Beyond the personal stakes of Murdock and Fisk, the arc of the season also lays the groundwork for the themes that will define the MCU over the next year, particularly in Captain America: Civil War. The way I see it, the mistrust of the “Masked Man” and the anxiety Matt and his friends have over his actions are indicative of the sort of growing mistrust of superheroes in the MCU overall. Daredevil takes place in the shadow of the Battle of New York; Hell’s Kitchen’s current shithole state is in no small part due to the havoc wreaked by this massive superhuman battle, and it seems that association has colored the public’s reaction to the idea of a masked crimefighter in their neighborhood. While the Avengers are obliquely referenced a few times throughout the show, it is never in the expressly glowing terms that one might expect, given our view of them as an audience. It also doesn’t help that the line between good and bad is much less certain on the streets, as personified by Wilson Fisk. The moral ambiguity and uncertainty of Daredevil might feel like a huge change of pace for the MCU, but it’s an important expansion of the universe. With this side of the universe in mind, it should make the ideological divide of Civil War more understandable and effective.

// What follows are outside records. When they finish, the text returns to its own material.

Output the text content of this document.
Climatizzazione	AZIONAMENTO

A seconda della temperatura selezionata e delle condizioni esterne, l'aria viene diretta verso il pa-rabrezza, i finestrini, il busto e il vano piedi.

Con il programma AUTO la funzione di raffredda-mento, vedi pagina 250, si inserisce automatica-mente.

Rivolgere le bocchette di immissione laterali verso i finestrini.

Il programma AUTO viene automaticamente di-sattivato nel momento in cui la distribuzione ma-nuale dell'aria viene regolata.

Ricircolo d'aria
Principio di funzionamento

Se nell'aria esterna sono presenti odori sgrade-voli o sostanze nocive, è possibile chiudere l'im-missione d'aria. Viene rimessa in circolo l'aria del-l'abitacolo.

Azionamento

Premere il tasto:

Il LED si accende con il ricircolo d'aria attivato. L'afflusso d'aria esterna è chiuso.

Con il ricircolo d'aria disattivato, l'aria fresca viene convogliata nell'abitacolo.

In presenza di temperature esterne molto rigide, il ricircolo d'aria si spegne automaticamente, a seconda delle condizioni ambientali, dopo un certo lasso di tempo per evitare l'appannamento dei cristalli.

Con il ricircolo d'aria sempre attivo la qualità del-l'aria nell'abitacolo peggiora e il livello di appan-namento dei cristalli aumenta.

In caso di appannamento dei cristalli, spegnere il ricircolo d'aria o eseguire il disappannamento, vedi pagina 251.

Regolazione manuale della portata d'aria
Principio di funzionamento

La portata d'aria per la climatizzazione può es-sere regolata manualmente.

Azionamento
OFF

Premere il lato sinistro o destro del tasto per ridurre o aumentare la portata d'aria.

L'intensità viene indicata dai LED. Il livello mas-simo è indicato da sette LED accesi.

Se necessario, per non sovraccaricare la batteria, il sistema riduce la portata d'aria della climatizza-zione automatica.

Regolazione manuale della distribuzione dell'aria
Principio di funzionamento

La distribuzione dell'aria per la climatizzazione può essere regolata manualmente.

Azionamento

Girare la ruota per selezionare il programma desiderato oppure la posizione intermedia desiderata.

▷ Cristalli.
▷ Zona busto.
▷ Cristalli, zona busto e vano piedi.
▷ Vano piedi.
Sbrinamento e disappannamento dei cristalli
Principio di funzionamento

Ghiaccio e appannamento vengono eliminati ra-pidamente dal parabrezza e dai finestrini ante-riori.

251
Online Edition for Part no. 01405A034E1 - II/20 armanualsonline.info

These were the most effective and impactful parts of Daredevil for me, the ones based in character and world-building. There is a lot more I could say about the show outside of these boundaries, but those are things I’m less passionate about and honestly I just wanted to get this article out there already. While I don’t think Daredevil was a perfect effort from Marvel, I do think that it adds some important nuance and difficulty to the Marvel Cinematic Universe. Just because a world has heroes like Captain America and villains like Hydra in it doesn’t mean that people like Matt Murdock and Wilson Fisk can’t or wouldn’t exist. Just because there are some battles with absolute right or wrong sides doesn’t mean there isn’t moral ambiguity. Daredevil exposes the more difficult and painful sides of the superhero question, and does so in a way that supplements the more black-and-white world Marvel has already built while keeping it grounded in two emotional and complex characters that are as good as Marvel has ever done. This is the way it should be done, and I’m sure that will continue in the Marvel Cinematic Universe for the foreseeable future.